During provisioning, the roles and tasks will:
- try to find out if the target machine has a publicly accessible network address
- if so, a LetsEncrypt certificate is requested automatically and configured
- if not, a self-signed certificate is configured for SSL
- SimpleSAMLphp salt and certificate are generated on the fly
- HTTP traffic is redirected to HTTPS for SimpleSAMLphp
- only the SimpleSAMLphp site is enabled, the default sites (default and 000-default) are disabled
After provisioning, the metadata is available at:
https://{{ idp_hostname }}/saml2/idp/metadata.php
You can use this link to configure service providers to accept this IdP.

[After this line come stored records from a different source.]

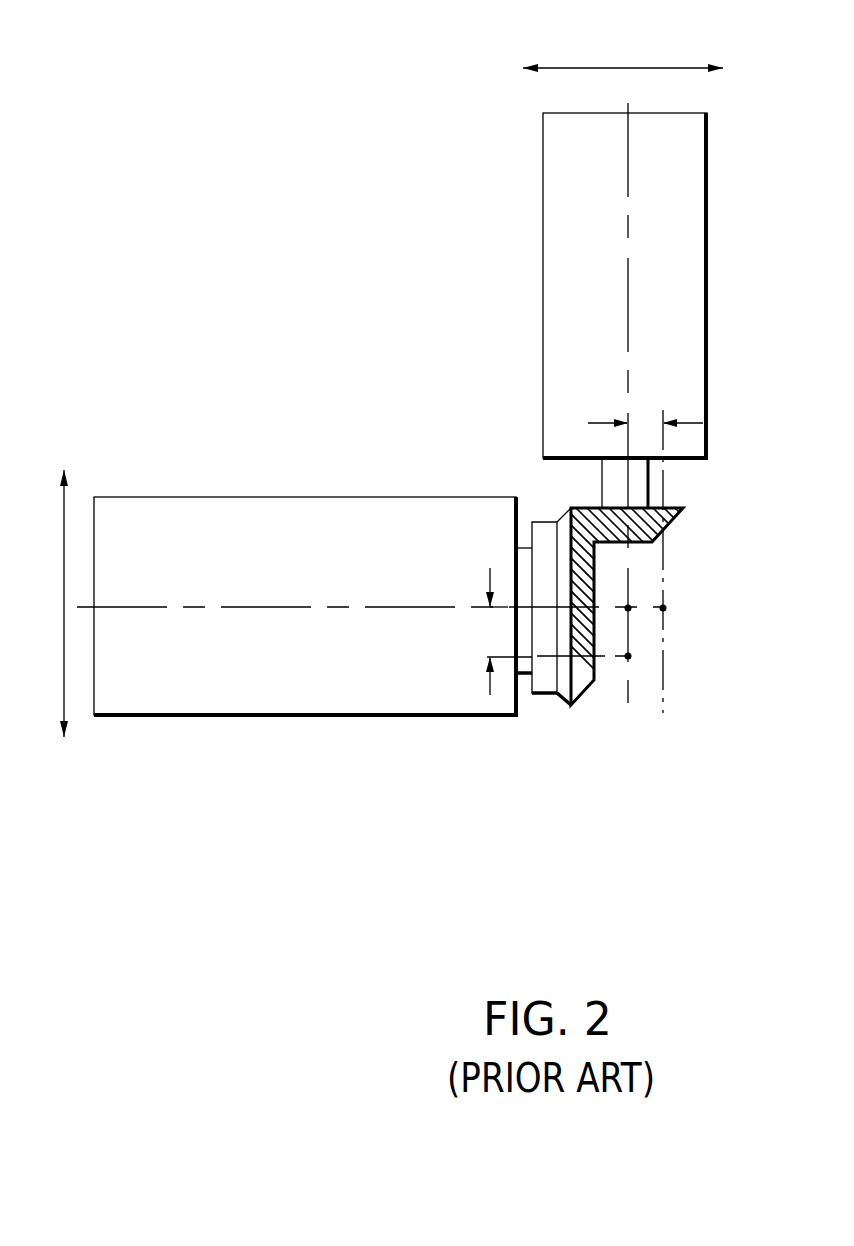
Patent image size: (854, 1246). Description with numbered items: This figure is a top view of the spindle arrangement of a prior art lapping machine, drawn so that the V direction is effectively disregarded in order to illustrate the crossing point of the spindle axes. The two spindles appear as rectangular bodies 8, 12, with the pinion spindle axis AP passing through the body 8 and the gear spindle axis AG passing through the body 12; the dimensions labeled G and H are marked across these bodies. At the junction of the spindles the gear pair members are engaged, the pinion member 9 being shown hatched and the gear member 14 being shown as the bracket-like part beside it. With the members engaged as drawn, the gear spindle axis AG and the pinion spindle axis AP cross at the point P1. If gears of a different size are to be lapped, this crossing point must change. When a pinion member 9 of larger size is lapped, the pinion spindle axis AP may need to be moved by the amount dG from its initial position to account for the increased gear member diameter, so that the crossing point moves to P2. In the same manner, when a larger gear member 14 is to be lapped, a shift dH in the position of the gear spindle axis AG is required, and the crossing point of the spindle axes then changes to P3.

The print head (ink jet cartridge) 8 is at (680, 193).
The pinion member 9 is at (683, 508).
The drum / print medium support 12 is at (160, 512).
The gear member 14 is at (570, 705).
The print head width dimension G is at (641, 68).
The shift of pinion spindle axis dG is at (645, 538).
The drum height dimension H is at (64, 575).
The shift of gear spindle axis dH is at (529, 631).
The pinion spindle axis AP is at (628, 300).
The gear spindle axis AG is at (255, 607).
The crossing point P1 is at (629, 608).
The shifted crossing point P2 is at (663, 608).
The shifted crossing point P3 is at (628, 656).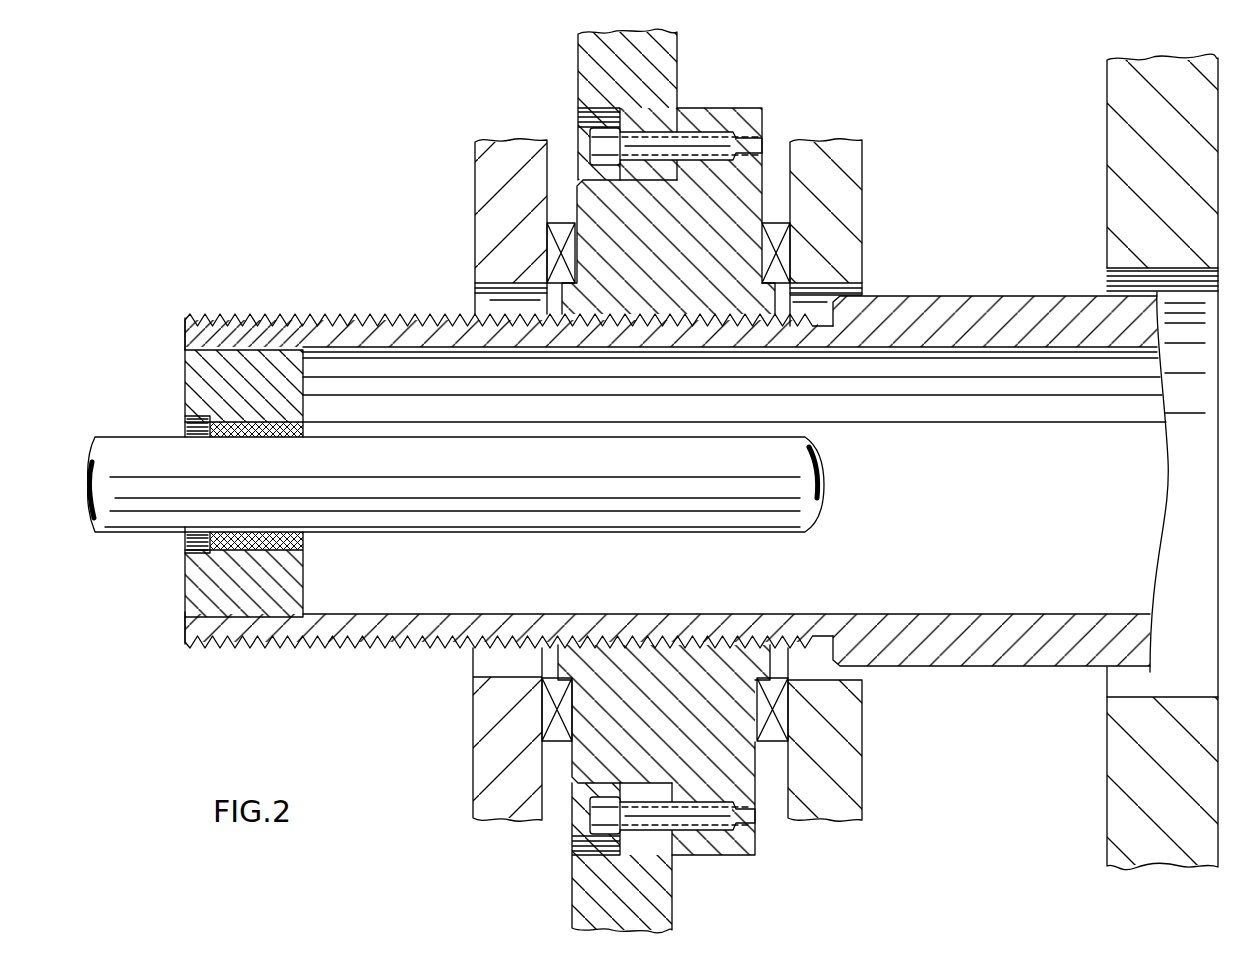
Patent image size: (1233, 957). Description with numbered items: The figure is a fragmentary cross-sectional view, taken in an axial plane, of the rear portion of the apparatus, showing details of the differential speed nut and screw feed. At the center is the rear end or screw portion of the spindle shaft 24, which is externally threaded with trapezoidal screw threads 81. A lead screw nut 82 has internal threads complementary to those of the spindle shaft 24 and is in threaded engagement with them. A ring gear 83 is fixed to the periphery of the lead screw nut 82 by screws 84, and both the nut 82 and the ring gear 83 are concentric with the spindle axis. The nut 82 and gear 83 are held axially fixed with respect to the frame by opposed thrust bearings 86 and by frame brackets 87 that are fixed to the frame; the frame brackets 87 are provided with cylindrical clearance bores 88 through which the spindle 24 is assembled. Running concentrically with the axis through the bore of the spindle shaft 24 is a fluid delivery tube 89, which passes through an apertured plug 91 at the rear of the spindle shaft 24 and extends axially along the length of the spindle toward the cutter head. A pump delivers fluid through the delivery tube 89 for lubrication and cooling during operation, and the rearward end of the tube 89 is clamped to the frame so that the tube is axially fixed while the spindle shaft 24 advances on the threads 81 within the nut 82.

Ansible version 2.5 or later is required.
A Vagrantfile
is provided for easy vagrant provisioning. Please adjust any overrides for the default
group_var/idp.yml
configuration in that file. Due to a problem with the network interface
names in Ubuntu 15.10, 16.04, 16.10 and (presumably) later versions, the vagrant up
command will fail
on network enabling. However, the box is provisioned (as far as vagrant is concerned) correctly
nonetheless. Run the following commands:
vagrant up
vagrant provision
to get the vagrant machine up and running. The VagrantFile
uses the VirtualBox provider by default.
A basic Dockerfile
is available to install this IdP on a Docker container. Due to Docker networking
configuration and setup, this installation knows neither hostname nor IP address, so additional
configuration after provisioning is required.
The Dockerfile
mounts the SimpleSAML metadata directory. In the docker-run
script file, the Docker
image is build and the run command mounts the local docker/metadata
directory to the container,
allowing local edits to appear in the container metadata. You can use this as a starting point for
configuring and running your own containers.
The resulting installation is provided as-is and should not be used for anything other than test purposes. The SimpleSAMLphp installation, Apache configuration and system firewall were not hardened for production use in any way and using the result for real life production circumstances is strongly discouraged.